We’ve had a few weeks of slow activity due to Spring Break, but we’re back with some more updates. Only one month left until SEAL Con!
Beckman Group 1 is testing their plate BHS-1-52, which they epoxied last week. The plate consists of ratios of 1:1, 2:1, 3:1, and 4:1 of the iron and aluminum nitrate solutions. Group 2 epoxied their plate (BHS-2-71-B), which consists of the bismuth nitrate solution and iron standard solution. The ratios they used are 1:12, 1:15, 4:3, and 5:3. They will be making the plate BHS-2-71-A, which also consists of the standard iron nitrate and bismuth solution. The ratios they are using are 1:1, 1:19, 1:18, and 2:1. Group 3 started to make a plate with iron standard and bismuth nitrate. The ratios they will be using are 1:2, 2:1, and 1:1.

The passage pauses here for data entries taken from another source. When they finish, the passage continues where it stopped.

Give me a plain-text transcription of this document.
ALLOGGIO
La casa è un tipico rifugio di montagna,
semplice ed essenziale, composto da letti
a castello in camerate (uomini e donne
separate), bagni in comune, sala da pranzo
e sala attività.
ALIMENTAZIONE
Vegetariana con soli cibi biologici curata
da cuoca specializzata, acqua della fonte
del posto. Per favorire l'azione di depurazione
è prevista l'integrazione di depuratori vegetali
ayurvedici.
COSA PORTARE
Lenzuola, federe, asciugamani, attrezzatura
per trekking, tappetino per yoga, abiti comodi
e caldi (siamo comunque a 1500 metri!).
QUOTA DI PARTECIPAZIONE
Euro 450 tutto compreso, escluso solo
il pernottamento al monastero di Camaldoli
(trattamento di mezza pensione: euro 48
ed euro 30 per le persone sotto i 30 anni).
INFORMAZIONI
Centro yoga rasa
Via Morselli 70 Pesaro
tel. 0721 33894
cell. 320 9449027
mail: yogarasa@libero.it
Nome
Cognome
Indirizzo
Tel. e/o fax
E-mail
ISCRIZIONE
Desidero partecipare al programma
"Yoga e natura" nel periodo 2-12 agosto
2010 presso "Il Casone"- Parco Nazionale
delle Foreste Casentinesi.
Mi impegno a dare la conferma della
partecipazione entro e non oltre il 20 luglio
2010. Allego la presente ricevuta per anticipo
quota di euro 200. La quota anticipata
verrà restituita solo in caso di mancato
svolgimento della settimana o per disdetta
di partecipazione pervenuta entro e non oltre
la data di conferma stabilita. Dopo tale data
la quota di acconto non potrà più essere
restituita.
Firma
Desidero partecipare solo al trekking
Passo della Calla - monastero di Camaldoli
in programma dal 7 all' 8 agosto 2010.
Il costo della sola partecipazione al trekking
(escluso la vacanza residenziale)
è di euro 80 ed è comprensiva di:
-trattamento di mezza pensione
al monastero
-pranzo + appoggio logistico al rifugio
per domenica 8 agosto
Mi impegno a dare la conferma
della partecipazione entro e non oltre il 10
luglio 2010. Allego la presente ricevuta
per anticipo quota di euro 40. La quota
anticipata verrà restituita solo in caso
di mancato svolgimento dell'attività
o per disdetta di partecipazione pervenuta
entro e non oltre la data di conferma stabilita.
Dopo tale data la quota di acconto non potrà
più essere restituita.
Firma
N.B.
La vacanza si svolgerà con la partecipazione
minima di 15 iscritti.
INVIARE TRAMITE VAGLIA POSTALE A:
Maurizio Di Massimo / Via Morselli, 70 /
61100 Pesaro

Poly Group 1 epoxied the two plasma cleaned 0.1M Fe(NO3)3 plates and two plasma-cleaned cobalt acetate plates. They also spotted one 0.1M MnSO4 plate with 0.1M Fe(NO3)3 to see if layering the plates with Fe(NO3)3 before placing them in the kiln would make the spots less likely to spread. Finally, they layered 0.1 Fe(NO3)3 on one fired cobalt acetate plate and one fired plate that had both MnSO4 and cobalt acetate. There was less spreading on the fired plates, maybe because last time pushing the pipette all the way put too much Fe(NO3)3 solution on the spots? This time, they only pushed half way, and it worked out better.
Group 2 scanned Fe plates that were not treated with plasma. The results were pretty solid, but compared to the Fe plates treated with plasma these results were not as strong. Next time, they are planning to test the Co and Mn plates layered with Fe(NO3). They hope to have more data to show the benefits of plasma cleaning.
San Marino Blank Team tested the plate made last week. The overall goal was to make sure that trends from the first two trials are actually due to the material and not due to residue current/drift. Putting the same concentrations in rows and getting trends means it is actually due to material, not drift. Putting same concentrations in columns and getting trends in rows further verifies it is not due to drift. When you check the dark potential after applying a current, the SEAL kit checks whole plate’s current (without light activation). When it checks spots with the LED light, it checks the whole current, combining the dark current and the light-induced current. If the dark current fluctuates between spots, you would not be able to tell if variability between spots is due to different photo-activities and changing dark currents. By changing the orientation of the spots to differ from the column testing of the SEAL Kit, you can reduce the variable of time between testing spots.
Green Team made a new copper and nickel plate and fired it at 450°F.